For problem #1, the solution is the same as is already done in some other test cases. We just need to add a workaround to clear the ZK MBeans before running the tearDown method. It's a hack, but in the absense of a fix for ZOOKEEPER-1438, it's about all we can do.
I spent some time investigating problem #2. The bug is as follows:
- these test cases create a new ActiveStandbyElector, and call ActiveStandbyElector.ensureBaseNode() on it before running the main body of the tests. Although they don't call joinElection(), the creation of the elector does create a zkClient object with an associated Watcher.
- in the testZookeeperFailure test case, we shut down and restart ZK. This causes the above Watcher instance to fire its Disconnected and then Connected events. There was a bug in the handling of the Connected event that would cause it to re-monitor the lock znode regardless of whether it was previously in the election.
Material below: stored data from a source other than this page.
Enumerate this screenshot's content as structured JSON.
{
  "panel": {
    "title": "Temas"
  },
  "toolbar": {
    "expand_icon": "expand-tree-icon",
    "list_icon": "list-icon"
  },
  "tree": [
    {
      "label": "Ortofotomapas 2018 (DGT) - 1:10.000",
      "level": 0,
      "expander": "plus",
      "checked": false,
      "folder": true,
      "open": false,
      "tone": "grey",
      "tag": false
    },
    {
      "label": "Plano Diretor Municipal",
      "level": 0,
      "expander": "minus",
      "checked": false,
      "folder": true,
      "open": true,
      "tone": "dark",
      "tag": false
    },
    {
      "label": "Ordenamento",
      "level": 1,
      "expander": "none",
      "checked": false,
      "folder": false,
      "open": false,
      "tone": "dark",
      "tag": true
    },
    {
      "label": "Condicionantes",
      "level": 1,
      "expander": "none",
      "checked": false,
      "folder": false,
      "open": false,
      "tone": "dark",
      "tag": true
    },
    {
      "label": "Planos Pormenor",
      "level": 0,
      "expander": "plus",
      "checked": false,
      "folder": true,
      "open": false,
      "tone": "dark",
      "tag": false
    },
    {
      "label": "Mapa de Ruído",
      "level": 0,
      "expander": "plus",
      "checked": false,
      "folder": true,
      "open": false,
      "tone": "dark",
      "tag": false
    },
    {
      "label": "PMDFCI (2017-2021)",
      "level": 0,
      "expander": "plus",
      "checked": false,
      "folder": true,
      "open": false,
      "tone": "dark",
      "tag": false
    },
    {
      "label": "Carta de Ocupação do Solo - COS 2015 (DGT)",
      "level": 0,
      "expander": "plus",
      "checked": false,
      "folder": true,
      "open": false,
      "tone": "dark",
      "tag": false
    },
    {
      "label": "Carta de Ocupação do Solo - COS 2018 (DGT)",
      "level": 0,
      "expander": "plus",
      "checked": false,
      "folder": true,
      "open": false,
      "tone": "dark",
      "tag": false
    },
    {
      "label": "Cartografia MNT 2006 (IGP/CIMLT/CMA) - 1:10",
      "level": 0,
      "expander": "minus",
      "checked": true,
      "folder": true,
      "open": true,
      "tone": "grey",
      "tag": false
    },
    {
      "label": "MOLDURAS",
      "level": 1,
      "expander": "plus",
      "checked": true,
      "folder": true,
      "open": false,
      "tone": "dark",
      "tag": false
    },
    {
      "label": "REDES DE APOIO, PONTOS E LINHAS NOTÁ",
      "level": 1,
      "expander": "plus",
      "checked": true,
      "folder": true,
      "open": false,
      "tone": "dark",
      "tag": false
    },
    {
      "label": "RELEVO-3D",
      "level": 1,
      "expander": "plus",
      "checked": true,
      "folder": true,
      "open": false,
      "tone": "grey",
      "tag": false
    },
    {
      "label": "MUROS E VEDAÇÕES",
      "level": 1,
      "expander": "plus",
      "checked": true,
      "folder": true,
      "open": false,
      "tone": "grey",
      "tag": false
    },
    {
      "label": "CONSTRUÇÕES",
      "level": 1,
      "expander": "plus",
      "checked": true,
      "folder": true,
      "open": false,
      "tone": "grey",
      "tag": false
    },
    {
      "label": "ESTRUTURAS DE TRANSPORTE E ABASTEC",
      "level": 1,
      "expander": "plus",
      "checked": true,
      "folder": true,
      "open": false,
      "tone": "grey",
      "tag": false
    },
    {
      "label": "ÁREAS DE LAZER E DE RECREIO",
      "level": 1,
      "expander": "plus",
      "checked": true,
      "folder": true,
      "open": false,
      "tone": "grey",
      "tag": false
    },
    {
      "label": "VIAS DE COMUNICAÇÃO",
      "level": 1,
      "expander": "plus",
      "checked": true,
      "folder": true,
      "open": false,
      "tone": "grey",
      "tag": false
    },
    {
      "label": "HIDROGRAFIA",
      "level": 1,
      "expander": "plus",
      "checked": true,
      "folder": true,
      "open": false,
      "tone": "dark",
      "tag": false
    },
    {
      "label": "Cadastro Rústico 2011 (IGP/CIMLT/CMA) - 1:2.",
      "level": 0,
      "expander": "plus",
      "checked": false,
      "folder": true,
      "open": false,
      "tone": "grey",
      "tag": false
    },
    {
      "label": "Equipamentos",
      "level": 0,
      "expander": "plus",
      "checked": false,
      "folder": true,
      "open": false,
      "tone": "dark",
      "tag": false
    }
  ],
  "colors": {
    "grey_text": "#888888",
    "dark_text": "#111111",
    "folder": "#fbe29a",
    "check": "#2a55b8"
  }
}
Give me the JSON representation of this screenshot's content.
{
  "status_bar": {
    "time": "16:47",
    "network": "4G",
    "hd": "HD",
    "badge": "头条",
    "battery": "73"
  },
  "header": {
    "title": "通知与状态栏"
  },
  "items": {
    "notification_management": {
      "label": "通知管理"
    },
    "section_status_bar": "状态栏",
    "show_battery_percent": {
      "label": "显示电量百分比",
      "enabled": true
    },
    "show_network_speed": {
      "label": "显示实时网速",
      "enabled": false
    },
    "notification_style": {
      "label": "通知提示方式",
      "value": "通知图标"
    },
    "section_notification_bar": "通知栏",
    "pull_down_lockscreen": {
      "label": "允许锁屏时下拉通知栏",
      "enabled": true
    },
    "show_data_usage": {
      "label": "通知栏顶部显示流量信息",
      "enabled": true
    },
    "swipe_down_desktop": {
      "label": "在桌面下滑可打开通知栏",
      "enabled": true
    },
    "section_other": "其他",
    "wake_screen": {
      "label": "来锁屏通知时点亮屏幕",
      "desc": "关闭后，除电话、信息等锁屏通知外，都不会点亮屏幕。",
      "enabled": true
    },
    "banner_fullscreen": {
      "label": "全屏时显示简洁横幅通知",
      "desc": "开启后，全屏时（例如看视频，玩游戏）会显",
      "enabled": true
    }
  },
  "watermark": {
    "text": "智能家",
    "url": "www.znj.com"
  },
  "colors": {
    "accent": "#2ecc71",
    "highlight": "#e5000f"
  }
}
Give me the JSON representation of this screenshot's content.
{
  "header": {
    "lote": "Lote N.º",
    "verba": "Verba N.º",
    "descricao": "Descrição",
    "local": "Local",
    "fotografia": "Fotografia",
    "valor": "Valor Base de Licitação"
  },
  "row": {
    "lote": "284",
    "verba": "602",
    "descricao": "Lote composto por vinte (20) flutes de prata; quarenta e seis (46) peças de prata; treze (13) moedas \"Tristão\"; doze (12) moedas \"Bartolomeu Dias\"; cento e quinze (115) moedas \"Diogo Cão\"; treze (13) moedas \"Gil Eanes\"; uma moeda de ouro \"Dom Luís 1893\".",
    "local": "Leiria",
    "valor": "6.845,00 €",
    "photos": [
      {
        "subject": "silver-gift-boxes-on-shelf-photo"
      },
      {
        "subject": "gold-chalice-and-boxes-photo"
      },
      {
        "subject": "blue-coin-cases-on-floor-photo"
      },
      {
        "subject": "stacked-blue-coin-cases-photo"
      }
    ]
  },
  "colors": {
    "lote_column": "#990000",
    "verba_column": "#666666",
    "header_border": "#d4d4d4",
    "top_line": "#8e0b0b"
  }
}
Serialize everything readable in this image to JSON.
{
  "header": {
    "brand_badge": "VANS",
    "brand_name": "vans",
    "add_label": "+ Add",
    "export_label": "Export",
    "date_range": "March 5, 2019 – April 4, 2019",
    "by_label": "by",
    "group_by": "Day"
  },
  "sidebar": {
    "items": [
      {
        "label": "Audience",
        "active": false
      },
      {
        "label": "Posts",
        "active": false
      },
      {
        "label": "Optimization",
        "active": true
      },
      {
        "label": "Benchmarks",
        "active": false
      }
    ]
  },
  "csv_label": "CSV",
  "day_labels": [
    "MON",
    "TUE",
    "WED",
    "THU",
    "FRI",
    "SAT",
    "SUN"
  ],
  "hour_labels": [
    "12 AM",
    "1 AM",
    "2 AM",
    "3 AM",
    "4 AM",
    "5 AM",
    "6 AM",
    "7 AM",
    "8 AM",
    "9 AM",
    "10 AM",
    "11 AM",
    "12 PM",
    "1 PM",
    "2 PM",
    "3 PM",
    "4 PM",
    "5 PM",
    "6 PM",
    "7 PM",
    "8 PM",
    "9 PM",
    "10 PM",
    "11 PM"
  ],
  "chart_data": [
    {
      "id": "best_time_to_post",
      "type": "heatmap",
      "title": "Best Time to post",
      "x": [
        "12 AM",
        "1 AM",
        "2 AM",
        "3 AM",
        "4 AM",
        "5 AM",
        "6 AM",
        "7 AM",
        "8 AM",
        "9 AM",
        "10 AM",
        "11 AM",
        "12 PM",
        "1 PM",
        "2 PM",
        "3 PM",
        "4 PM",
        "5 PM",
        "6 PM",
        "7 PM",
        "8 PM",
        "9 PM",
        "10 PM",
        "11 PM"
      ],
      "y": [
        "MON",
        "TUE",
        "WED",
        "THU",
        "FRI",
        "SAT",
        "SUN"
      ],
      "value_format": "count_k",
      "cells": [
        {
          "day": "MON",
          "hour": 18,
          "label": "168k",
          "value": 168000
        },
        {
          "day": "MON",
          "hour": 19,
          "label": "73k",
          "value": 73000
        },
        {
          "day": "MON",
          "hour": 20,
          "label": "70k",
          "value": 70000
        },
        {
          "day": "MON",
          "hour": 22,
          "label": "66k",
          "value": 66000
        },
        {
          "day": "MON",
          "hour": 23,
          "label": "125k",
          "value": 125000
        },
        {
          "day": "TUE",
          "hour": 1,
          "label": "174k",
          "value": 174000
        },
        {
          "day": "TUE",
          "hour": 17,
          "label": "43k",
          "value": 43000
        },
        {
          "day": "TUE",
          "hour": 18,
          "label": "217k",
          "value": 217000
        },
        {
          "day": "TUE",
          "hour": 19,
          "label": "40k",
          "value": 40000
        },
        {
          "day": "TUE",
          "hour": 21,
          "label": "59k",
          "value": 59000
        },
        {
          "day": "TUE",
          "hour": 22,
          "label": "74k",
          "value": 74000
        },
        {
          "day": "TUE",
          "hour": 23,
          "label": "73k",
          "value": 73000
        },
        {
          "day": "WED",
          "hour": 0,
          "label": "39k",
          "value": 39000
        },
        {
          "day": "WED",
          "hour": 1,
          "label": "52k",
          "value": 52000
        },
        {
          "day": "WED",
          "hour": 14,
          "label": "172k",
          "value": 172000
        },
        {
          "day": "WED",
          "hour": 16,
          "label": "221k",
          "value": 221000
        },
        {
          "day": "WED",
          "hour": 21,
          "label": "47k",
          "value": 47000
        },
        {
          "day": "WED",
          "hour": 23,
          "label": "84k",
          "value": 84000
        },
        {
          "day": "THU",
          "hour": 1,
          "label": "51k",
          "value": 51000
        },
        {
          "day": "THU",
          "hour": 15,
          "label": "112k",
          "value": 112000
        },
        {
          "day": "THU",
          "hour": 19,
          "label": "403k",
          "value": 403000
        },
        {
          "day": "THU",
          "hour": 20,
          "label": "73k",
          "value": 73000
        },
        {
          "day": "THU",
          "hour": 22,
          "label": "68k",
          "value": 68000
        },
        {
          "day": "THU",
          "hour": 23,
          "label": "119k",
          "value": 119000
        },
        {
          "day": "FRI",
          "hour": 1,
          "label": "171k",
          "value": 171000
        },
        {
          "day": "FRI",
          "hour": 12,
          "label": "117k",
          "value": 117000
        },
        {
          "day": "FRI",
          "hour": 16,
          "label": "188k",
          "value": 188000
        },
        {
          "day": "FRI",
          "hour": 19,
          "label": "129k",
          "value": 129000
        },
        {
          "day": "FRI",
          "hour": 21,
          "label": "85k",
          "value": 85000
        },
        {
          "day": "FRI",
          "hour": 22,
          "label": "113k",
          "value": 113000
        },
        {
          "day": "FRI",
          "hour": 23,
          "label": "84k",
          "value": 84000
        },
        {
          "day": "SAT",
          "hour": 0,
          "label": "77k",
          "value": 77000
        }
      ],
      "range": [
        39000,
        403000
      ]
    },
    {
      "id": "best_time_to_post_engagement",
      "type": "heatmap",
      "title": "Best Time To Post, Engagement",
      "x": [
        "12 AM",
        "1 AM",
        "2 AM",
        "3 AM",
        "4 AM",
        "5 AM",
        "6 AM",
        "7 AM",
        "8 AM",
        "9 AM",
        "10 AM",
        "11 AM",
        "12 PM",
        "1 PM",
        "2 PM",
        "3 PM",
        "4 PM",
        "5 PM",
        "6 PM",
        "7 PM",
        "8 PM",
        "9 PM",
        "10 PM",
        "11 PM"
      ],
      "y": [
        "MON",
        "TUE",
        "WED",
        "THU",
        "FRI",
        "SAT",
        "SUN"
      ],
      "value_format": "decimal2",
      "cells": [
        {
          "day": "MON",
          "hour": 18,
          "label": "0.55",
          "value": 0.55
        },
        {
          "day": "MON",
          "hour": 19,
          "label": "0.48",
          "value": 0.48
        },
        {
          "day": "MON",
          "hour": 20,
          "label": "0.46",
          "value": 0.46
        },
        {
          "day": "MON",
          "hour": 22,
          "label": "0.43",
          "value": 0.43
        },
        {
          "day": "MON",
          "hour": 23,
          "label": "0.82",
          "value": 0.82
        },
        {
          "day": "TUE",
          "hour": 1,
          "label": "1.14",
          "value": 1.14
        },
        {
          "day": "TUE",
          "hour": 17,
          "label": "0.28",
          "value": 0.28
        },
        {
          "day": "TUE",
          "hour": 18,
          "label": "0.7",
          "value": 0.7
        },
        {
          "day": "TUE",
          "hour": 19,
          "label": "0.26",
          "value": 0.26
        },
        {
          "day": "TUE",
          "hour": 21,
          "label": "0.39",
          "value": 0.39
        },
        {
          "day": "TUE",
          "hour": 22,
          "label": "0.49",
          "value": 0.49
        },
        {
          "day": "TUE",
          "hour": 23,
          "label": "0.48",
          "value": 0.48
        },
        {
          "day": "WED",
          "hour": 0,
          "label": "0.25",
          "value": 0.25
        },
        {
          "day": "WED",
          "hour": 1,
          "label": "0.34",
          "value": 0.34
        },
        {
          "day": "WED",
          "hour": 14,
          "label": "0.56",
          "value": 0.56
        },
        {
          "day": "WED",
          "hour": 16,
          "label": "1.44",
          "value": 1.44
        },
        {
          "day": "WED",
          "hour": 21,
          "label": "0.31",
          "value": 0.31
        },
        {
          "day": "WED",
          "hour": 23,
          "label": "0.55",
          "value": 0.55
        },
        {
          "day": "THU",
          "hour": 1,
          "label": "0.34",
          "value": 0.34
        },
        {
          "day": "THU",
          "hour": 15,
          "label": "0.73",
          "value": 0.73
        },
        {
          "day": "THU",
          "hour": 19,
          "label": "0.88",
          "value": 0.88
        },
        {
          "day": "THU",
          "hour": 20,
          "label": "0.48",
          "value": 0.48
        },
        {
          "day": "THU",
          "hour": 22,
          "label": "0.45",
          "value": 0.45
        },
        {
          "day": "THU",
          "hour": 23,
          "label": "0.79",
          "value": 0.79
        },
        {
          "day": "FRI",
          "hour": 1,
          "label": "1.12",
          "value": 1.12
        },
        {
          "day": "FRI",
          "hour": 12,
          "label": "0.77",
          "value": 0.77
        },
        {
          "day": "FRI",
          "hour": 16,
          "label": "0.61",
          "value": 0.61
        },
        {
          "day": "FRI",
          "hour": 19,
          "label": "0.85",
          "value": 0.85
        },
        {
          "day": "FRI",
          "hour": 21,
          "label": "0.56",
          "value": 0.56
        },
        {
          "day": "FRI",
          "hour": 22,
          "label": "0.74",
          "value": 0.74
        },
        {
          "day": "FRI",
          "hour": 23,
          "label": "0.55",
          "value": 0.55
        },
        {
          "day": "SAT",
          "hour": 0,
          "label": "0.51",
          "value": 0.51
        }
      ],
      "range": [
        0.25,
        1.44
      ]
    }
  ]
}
- So, when ZK comes back up, there was not two but three electors racing for the lock. However, two of the electors actually corresponded to the same dummy service. In some cases this race would be resolved in such a way that the test timed out.
I don't think this is a problem in practice, since the "formatZK" call runs in its own JVM in the current code. However, it's worth fixing to get the tests to not be flaky, and to have a more reasonable behavior. There are several fixes to be done:
- Add extra asserts for wantToBeInElection to catch cases where we might accidentally re-join the election when we weren't supposed to be in it.
- Fix the handling of the "Connected" event to only re-join if the elector wants to be in the election
- Cause exceptions thrown by watcher callbacks to be propagated back as fatal errors
Will post a patch momentarily.